TechnologyValidation LibraryNotes
Pythonpython-magicReads libmagic database; very accurate
Node.jsfile-typePure JS, fast, no native deps
JavaApache TikaHeavyweight but handles 1000+ formats
GomimetypeFast, pure Go, zero-allocation reads
RubyMarcelRails default, uses both extension and magic

Best Practices

  • Validate before saving to disk: Check everything in memory or a temp buffer first.
  • Use random filenames: Never store files with original user-provided names.

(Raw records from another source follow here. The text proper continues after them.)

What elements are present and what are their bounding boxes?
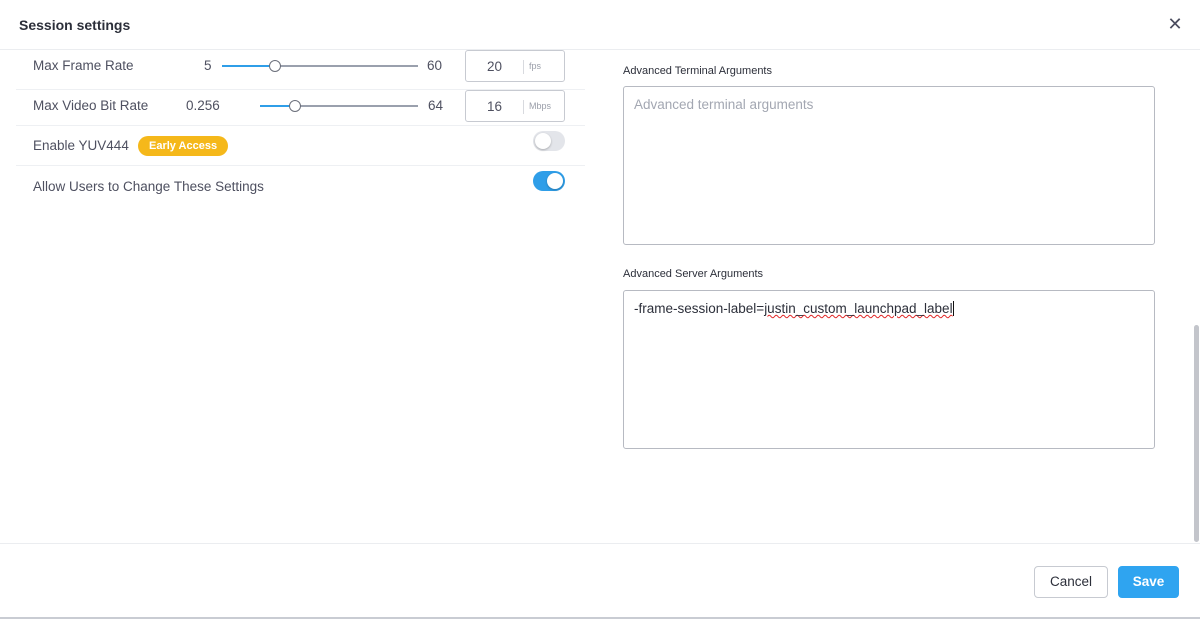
max-video-bit-rate-slider-thumb[interactable] (288, 100, 301, 112)
max-frame-rate-max: 60 (427, 58, 443, 73)
allow-users-change-label: Allow Users to Change These Settings (33, 179, 264, 194)
close-icon[interactable]: ✕ (1165, 14, 1185, 34)
max-video-bit-rate-slider-track[interactable] (260, 105, 418, 107)
max-frame-rate-label: Max Frame Rate (33, 58, 134, 73)
max-video-bit-rate-max: 64 (428, 98, 444, 113)
scrollbar[interactable] (1194, 325, 1199, 542)
advanced-server-arguments-prefix: -frame-session-label= (634, 301, 765, 316)
advanced-terminal-arguments-input[interactable]: Advanced terminal arguments (623, 86, 1155, 245)
max-frame-rate-slider-thumb[interactable] (268, 60, 281, 72)
dialog-footer: Cancel Save (0, 543, 1200, 617)
setting-row-max-video-bit-rate: Max Video Bit Rate 0.256 64 16 Mbps (16, 86, 585, 126)
enable-yuv444-toggle[interactable] (533, 131, 565, 151)
session-settings-dialog: Session settings ✕ Max Frame Rate 5 60 2… (0, 0, 1200, 619)
dialog-title: Session settings (19, 17, 131, 33)
cancel-button[interactable]: Cancel (1034, 566, 1108, 598)
max-frame-rate-slider-track[interactable] (222, 65, 418, 67)
advanced-terminal-arguments-placeholder: Advanced terminal arguments (634, 97, 814, 112)
setting-row-allow-users-change: Allow Users to Change These Settings (16, 166, 585, 206)
max-frame-rate-min: 5 (204, 58, 212, 73)
unit-divider (523, 100, 524, 114)
max-frame-rate-unit: fps (529, 61, 542, 71)
advanced-terminal-arguments-label: Advanced Terminal Arguments (623, 65, 772, 77)
max-video-bit-rate-label: Max Video Bit Rate (33, 98, 149, 113)
max-video-bit-rate-value: 16 (486, 99, 503, 114)
max-video-bit-rate-min: 0.256 (186, 98, 220, 113)
dialog-header: Session settings ✕ (0, 0, 1200, 50)
enable-yuv444-label: Enable YUV444 (33, 138, 129, 153)
early-access-badge: Early Access (138, 136, 229, 156)
max-video-bit-rate-unit: Mbps (529, 101, 552, 111)
unit-divider (523, 60, 524, 74)
setting-row-enable-yuv444: Enable YUV444 Early Access (16, 126, 585, 166)
max-frame-rate-value: 20 (486, 59, 503, 74)
allow-users-change-toggle[interactable] (533, 171, 565, 191)
save-button[interactable]: Save (1118, 566, 1179, 598)
max-frame-rate-input[interactable]: 20 fps (465, 50, 565, 82)
setting-row-max-frame-rate: Max Frame Rate 5 60 20 fps (16, 50, 585, 90)
advanced-server-arguments-input[interactable]: -frame-session-label=justin_custom_launc… (623, 290, 1155, 449)
max-frame-rate-slider-fill (222, 65, 275, 67)
advanced-server-arguments-misspelled: justin_custom_launchpad_label (764, 301, 953, 316)
max-video-bit-rate-input[interactable]: 16 Mbps (465, 90, 565, 122)
text-caret (952, 301, 954, 316)
toggle-knob (547, 173, 563, 189)
advanced-server-arguments-label: Advanced Server Arguments (623, 268, 764, 280)
toggle-knob (535, 133, 551, 149)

Map to UUIDs internally.
  • Store outside web root: Serve files via controller/API, not direct filesystem access.
  • Scan with AV: Integrate ClamAV or a cloud scanner for untrusted uploads.
  • Rate limit uploads: Prevent abuse and disk exhaustion.

Common Mistakes

  • Trusting the Content-Type header: Attackers can set this to anything.
  • Relying only on extension: A .jpg can contain PHP code.
  • No size limit: A single upload can fill your disk.
  • Saving to public directories: If the file is executable, it may be served and run.
  • No virus scanning: Malicious files may pass type checks but still harm users.

Frequently Asked Questions

Should I validate on the client or server?

Both. Client-side validation improves UX with instant feedback. Server-side validation is mandatory for security — never trust anything from the client.

What is the difference between MIME type and magic bytes?

MIME type is declared by the client in the HTTP Content-Type header. Magic bytes are the actual file signature read from the first few bytes of the file content. Magic bytes are far harder to fake.

How do I prevent users from uploading malware disguised as images?

Use a combination of magic bytes, re-encoding (process the image and re-save it), and antivirus scanning. Re-encoding strips embedded scripts from image files.